Il ministero dell'Economia sostiene che la direttiva sui pagamenti «non stabilisce nessun obbligo degli Stati membri di assicurare che i pagamenti intervengano in tempi stabiliti». Semmai «stabilisce esclusivamente l'obbligo di assicurare che, una volta scaduti quei termini, al creditore spettino, senza la necessità di costituzione in mora, gli interessi» e «le altre penalità» previste dalla legge (l'8% di mora più il tasso di interesse Bce). In sintesi: l'Italia pagherà la multa, ma non pensa ci sia un obbligo di non commettere l'infrazione.

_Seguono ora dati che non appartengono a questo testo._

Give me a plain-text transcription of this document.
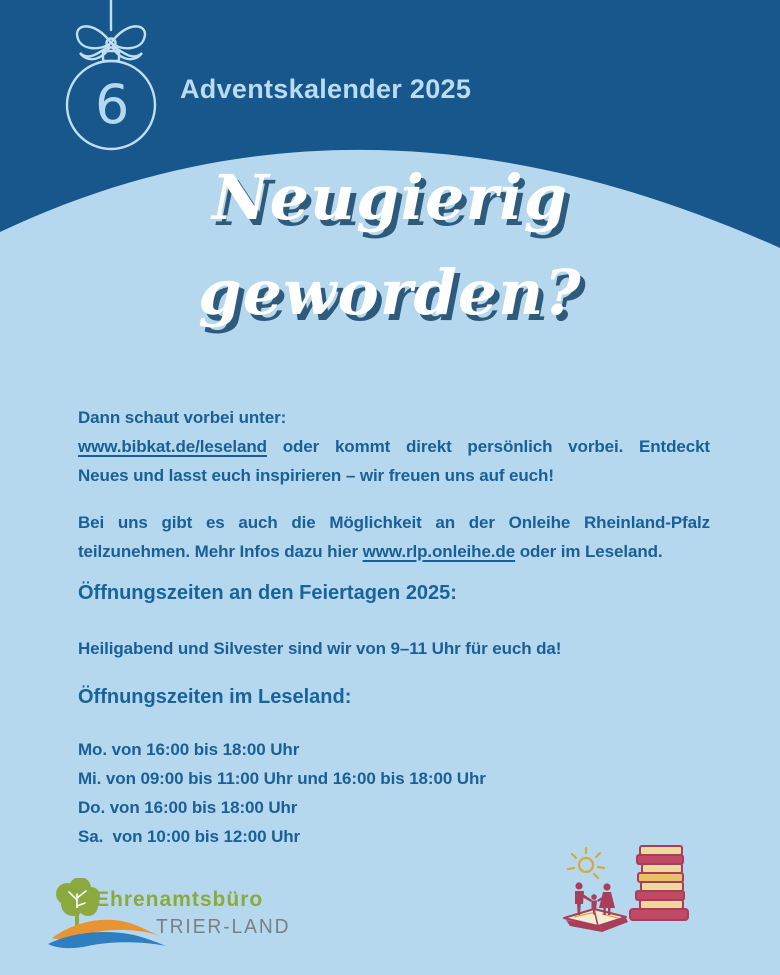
6 Adventskalender 2025
Neugierig
geworden?

Dann schaut vorbei unter:

www.bibkat.de/leseland oder kommt direkt persönlich vorbei. Entdeckt

Neues und lasst euch inspirieren – wir freuen uns auf euch!

Bei uns gibt es auch die Möglichkeit an der Onleihe Rheinland-Pfalz

teilzunehmen. Mehr Infos dazu hier www.rlp.onleihe.de oder im Leseland.

Öffnungszeiten an den Feiertagen 2025:

Heiligabend und Silvester sind wir von 9–11 Uhr für euch da!

Öffnungszeiten im Leseland:
Mo. von 16:00 bis 18:00 Uhr
Mi. von 09:00 bis 11:00 Uhr und 16:00 bis 18:00 Uhr
Do. von 16:00 bis 18:00 Uhr
Sa.  von 10:00 bis 12:00 Uhr
Ehrenamtsbüro
TRIER-LAND
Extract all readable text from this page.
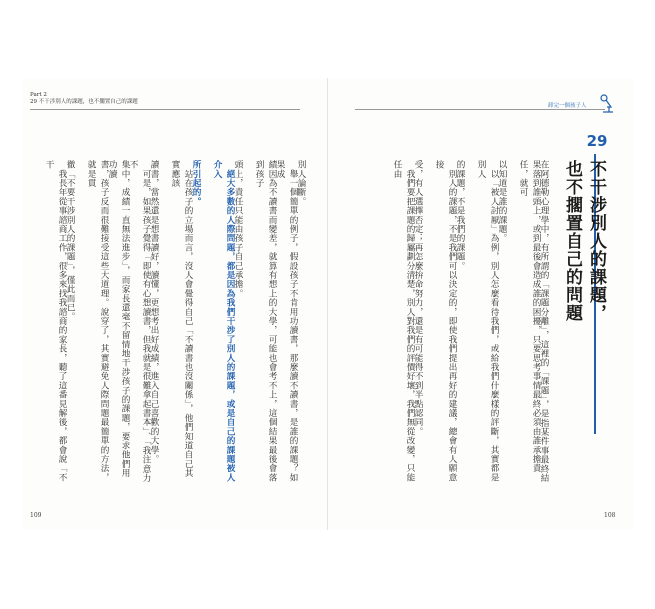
Part 2
29 不干涉別人的課題，也不擱置自己的課題
卸完一個孩子人
29
不干涉別人的課題，
也不擱置自己的問題
在阿德勒心理學中，有所謂的「課題分離」，這裡的「課題」，是指某件事最終結
果落到誰頭上，或到最後會造成誰的困擾，只要思考事情最終必須由誰承擔責任，就可
以知道是誰的課題。
　以「被人討厭」為例，別人怎麼看待我們，或給我們什麼樣的評斷，其實都是別人
的課題，不是我們的課題。
　別人的課題，不是我們可以決定的，即使我們提出再好的建議，總會有人願意接
受，有人選擇否定；再怎麼拚命努力，還是有可能得不到半點認同。
　我們要把課題的歸屬劃分清楚，別人對我們的評價好壞，我們無從改變，只能任由
別人論斷。
　舉一個簡單的例子，假設孩子不肯用功讀書，那麼讀不讀書，是誰的課題？如果成
績因為不讀書而變差，就算有想上的大學，可能也會考不上，這個結果最後會落到孩子
頭上，責任只能由孩子自己承擔。
　絕大多數的人際問題，都是因為我們干涉了別人的課題，或是自己的課題被人介入
所引起的。
　站在孩子的立場而言，沒人會覺得自己「不讀書也沒關係」，他們知道自己其實應該
讀書，當然還是想書讀好，讀懂，更想考出好成績，進入自己喜歡的大學。
　可是，如果孩子覺得「即使有心想讀書，但我就是很難拿起書本」、「我注意力不
集中，成績一直無法進步」，而家長還毫不留情地干涉孩子的課題，要求他們用功讀
書，孩子反而很難接受這些大道理。說穿了，其實避免人際問題最簡單的方法，就是貫
徹「不要干涉別人的課題」，僅此而已。
　我長年從事諮商工作，很多來找我諮商的家長，聽了這番見解後，都會說「不干
109	108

Non si tratta di un cavillo tirato fuori esclusivamente da via XX settembre, perché lo stesso argomento si ritrova nella risposta che la presidenza del Consiglio ha inviato a Bruxelles: «L'unico obbligo previsto dalla direttiva è quello di assicurare al creditore gli interessi». Aspettino pure e incassino la mora, insomma. Tanto pagano i contribuenti.
La risposta direzione per l'impresa della Commissione non si è fatta attendere. L'interpretazione un po' troppo elastica della direttiva sui pagamenti, «non è assolutamente condivisa». L'obbligo di pagare entro un mese, massimo due, c'è e il governo deve rispondere entro questa settimana.

Un fronte che si aggiunge a quello, sempre aperto da Tajani, affinché il governo adotti un decreto per smaltire lo stock del debito.

Ieri il commissario e il presidente dell'Autorità sui contratti hanno definito «indispensabile» un provvedimento d'urgenza e anche una riforma del bilancio che superi la divisione tra competenza e cassa. Un contributo alla trasparenza, che non tutti gradiscono.